マグロ三昧の毎日が続いて、ちょっとのんびりしすぎたかもしれません。
15s級のメジですが、さすがこの時季だけに脂が乗っています。
胸ビレと背ビレをこそいで5枚におろし、頭をカマごと落します。背身と腹身はそれぞれ柵取りできるくらい、15〜20cm幅のブロックに切り分けて皮を引きます。
自家使用分は皮付きのままのほうが良いのですが、分けてあげるときはきっと皮が邪魔なはず。
なんちゃって。じつは皮は塩と酒を振りかけて網焼きすると抜群に旨いのです。
魚屋さんや料理人でも知らないマグロの料理があるんです。
柵取りして引いた皮は、うっすらとついている身をこそぎ取るくらいでほとんど捨てられているはず。
ところがこれが絶品。
身がついたまま網焼きするんです。
清酒をかけて塩をパラッと振っただけのシンプルな味付けですが、ともかくお試しください。
大トロが少し、中トロがほとんどで、赤みが少ないのが残念な限り。60s以上のマグロだと赤身も増えてきて、100s、200sという大マグロだと、あの真っ赤な赤身が味わえるのですが、こればかりはいたし方ありません。
キッチンペーパーでくるんでからラップで覆い、パーシャルで寝かせます。
こうして保存した柵を刺身で味わいましたが、4日目から5日目がいちばん旨く感じられました。
もちろん生臭さやマグロ臭さは微塵もありませんでしたよ。
皮はすべて塩を振り、焼く前に酒で洗って再度振り塩。ところによってはウロコが気になりますが、おおむね美味しく食べられます。
カマはやはり塩焼き。カブトも真っ二つに割って塩焼き。本当はそのまま焼きたいのですが、我が家の調理器具では持て余してしまいます。
目を傷つけないよう、そしてその周りについている身を残して切り取り、アルミホイールでくるんで焼き上げます。
身も抜群に旨いのですが極めつけは目。ゼラチン質の部分や周りのブヨブヨの身はえもいわれぬほどの旨さ。この年にはなりましたが、少しだけ頭が良くなったような気がしています。
柵取りしたりブロックに切った身は何軒かに配りましたが、尻尾のほうは1cm厚の切り身にして味噌漬けとフライ。カラシを白ワインで溶いて切り身に塗りたくったら小麦粉をまぶして溶き卵にくぐらせ、パン粉をまぶして普通のフライと同じように揚げます。

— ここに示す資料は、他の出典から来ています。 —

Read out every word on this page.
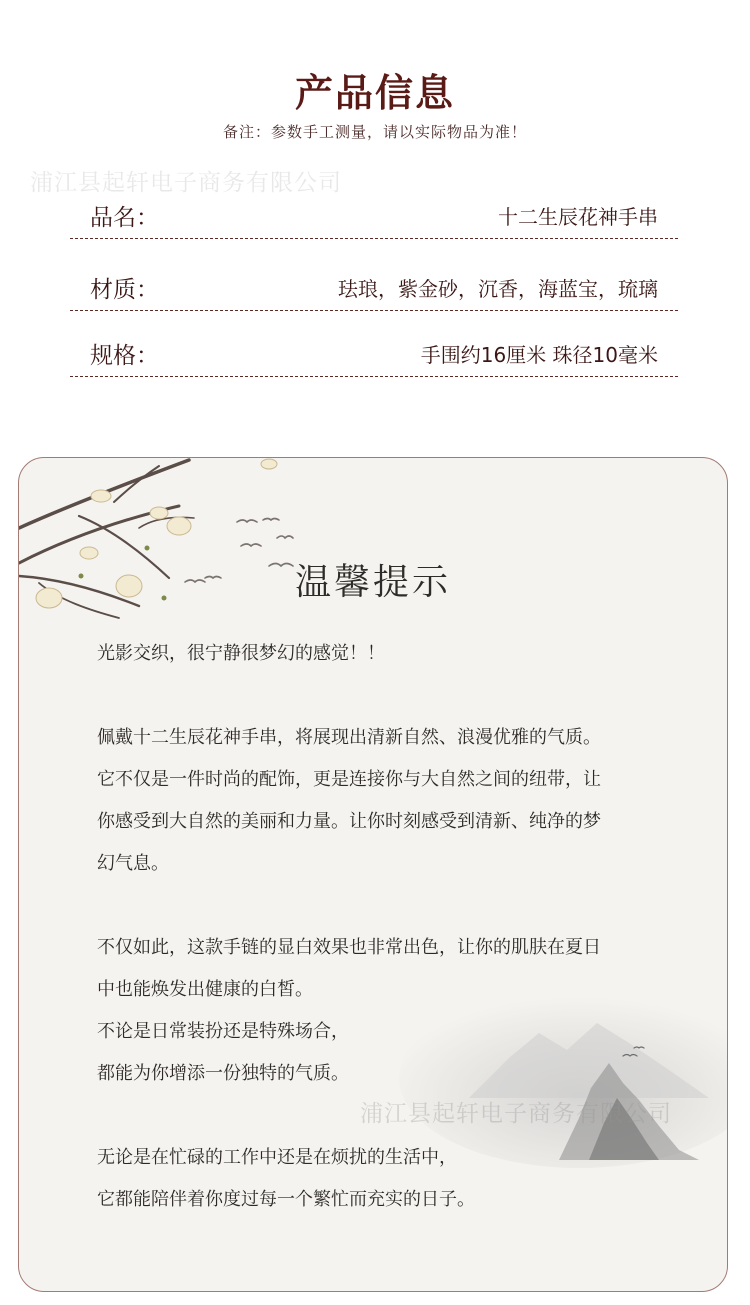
产品信息
备注：参数手工测量，请以实际物品为准！
浦江县起轩电子商务有限公司
品名：	十二生辰花神手串
材质：	珐琅，紫金砂，沉香，海蓝宝，琉璃
规格：	手围约16厘米 珠径10毫米
温馨提示

光影交织，很宁静很梦幻的感觉！！

佩戴十二生辰花神手串，将展现出清新自然、浪漫优雅的气质。
它不仅是一件时尚的配饰，更是连接你与大自然之间的纽带，让
你感受到大自然的美丽和力量。让你时刻感受到清新、纯净的梦
幻气息。

不仅如此，这款手链的显白效果也非常出色，让你的肌肤在夏日
中也能焕发出健康的白皙。
不论是日常装扮还是特殊场合，
都能为你增添一份独特的气质。

无论是在忙碌的工作中还是在烦扰的生活中，
它都能陪伴着你度过每一个繁忙而充实的日子。

浦江县起轩电子商务有限公司
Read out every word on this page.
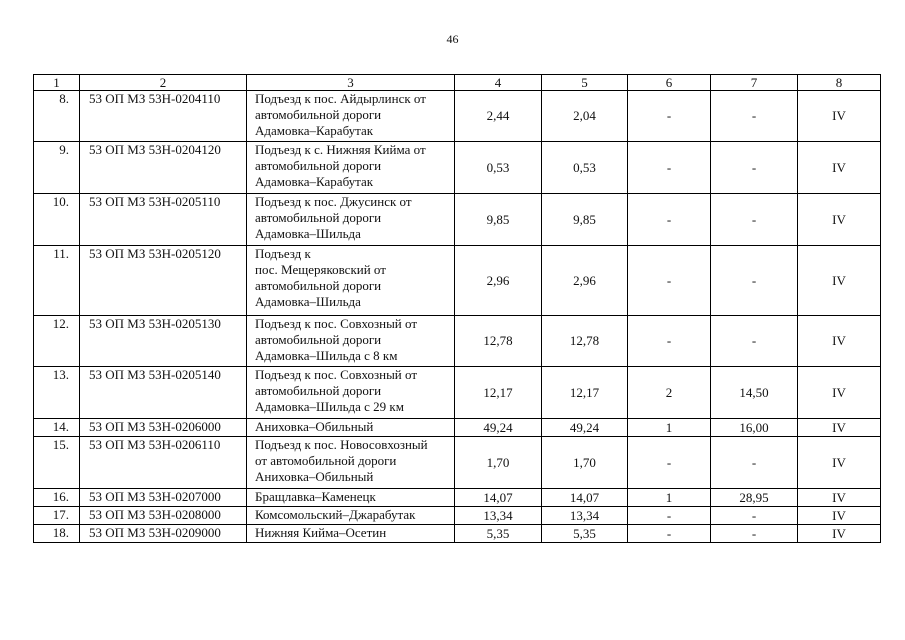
46
1	2	3	4	5	6	7	8
8.	53 ОП МЗ 53Н-0204110	Подъезд к пос. Айдырлинск от
автомобильной дороги
Адамовка–Карабутак	2,44	2,04	-	-	IV
9.	53 ОП МЗ 53Н-0204120	Подъезд к с. Нижняя Кийма от
автомобильной дороги
Адамовка–Карабутак	0,53	0,53	-	-	IV
10.	53 ОП МЗ 53Н-0205110	Подъезд к пос. Джусинск от
автомобильной дороги
Адамовка–Шильда	9,85	9,85	-	-	IV
11.	53 ОП МЗ 53Н-0205120	Подъезд к
пос. Мещеряковский от
автомобильной дороги
Адамовка–Шильда	2,96	2,96	-	-	IV
12.	53 ОП МЗ 53Н-0205130	Подъезд к пос. Совхозный от
автомобильной дороги
Адамовка–Шильда с 8 км	12,78	12,78	-	-	IV
13.	53 ОП МЗ 53Н-0205140	Подъезд к пос. Совхозный от
автомобильной дороги
Адамовка–Шильда с 29 км	12,17	12,17	2	14,50	IV
14.	53 ОП МЗ 53Н-0206000	Аниховка–Обильный	49,24	49,24	1	16,00	IV
15.	53 ОП МЗ 53Н-0206110	Подъезд к пос. Новосовхозный
от автомобильной дороги
Аниховка–Обильный	1,70	1,70	-	-	IV
16.	53 ОП МЗ 53Н-0207000	Бращлавка–Каменецк	14,07	14,07	1	28,95	IV
17.	53 ОП МЗ 53Н-0208000	Комсомольский–Джарабутак	13,34	13,34	-	-	IV
18.	53 ОП МЗ 53Н-0209000	Нижняя Кийма–Осетин	5,35	5,35	-	-	IV
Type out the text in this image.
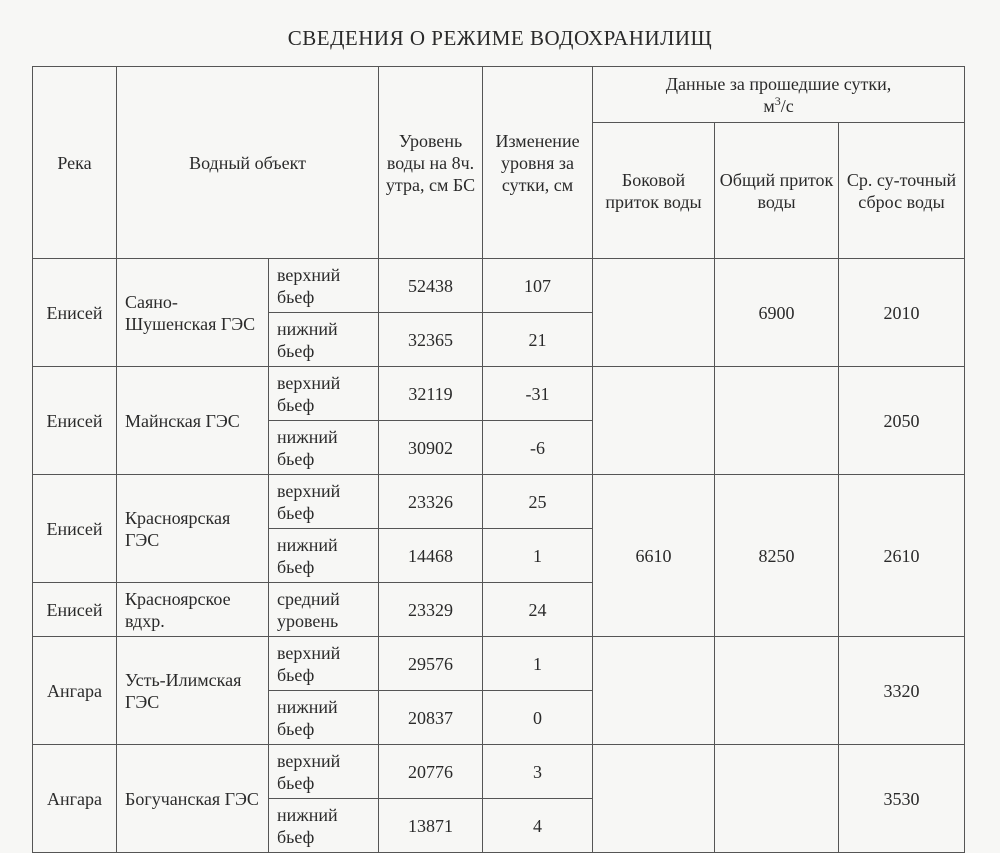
СВЕДЕНИЯ О РЕЖИМЕ ВОДОХРАНИЛИЩ
Река	Водный объект		Уровень воды на 8ч. утра, см БС	Изменение уровня за сутки, см	Данные за прошедшие сутки,
$м^3/с$		
					Боковой приток воды	Общий приток воды	Ср. су-точный сброс воды
Енисей	Саяно-Шушенская ГЭС	верхний бьеф	52438	107		6900	2010
		нижний бьеф	32365	21			
Енисей	Майнская ГЭС	верхний бьеф	32119	-31			2050
		нижний бьеф	30902	-6			
Енисей	Красноярская ГЭС	верхний бьеф	23326	25	6610	8250	2610
		нижний бьеф	14468	1			
Енисей	Красноярское вдхр.	средний уровень	23329	24			
Ангара	Усть-Илимская ГЭС	верхний бьеф	29576	1			3320
		нижний бьеф	20837	0			
Ангара	Богучанская ГЭС	верхний бьеф	20776	3			3530
		нижний бьеф	13871	4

ピリッと効いたカラシがマグロの身と旨くあい、絶妙な料理に変身するはずです。
あっそうだ、忘れるところでした。
中落ちやすいた腹骨についた身はスプーンでこそぎ取ります。
これに小ねぎを刻んで混ぜると、トロや赤みが入り混じって絶妙なネギトロ。旨すぎて食が進み、カミさんともども太るのではないかと心配するほどでした。
マグロのカブト焼きが大きな萩焼の器に乗っています。
さすが萩の宿だけのことがありますね。
このカブト焼き、大きなオーブンがあれば良いのですが、普通の家庭にはこんなに大きなカブトが焼けるようなものはないですよね。
これだけの焼き色が出ないのは残念ですが、味のほうは抜群の焼き方があるのです。
カブトをスッポリとアルミホイールで3重くらいに包んで、直火で焼き上げるのです。
大きさによっては1時間では焼ききれないと思います。
そのうえ滴った脂が燃えるので煙がもうもうと立ち込めます。
間違っても室内で焼くのだけは止めたほうが良いですよ。
でもしっかりと時間をかけて焼き上げれば、頭の良くなる目玉だって、美味しく食べられます。
自分で釣ったクロマグロのカブト焼きなんて、考えただけでも身震いしてきますね。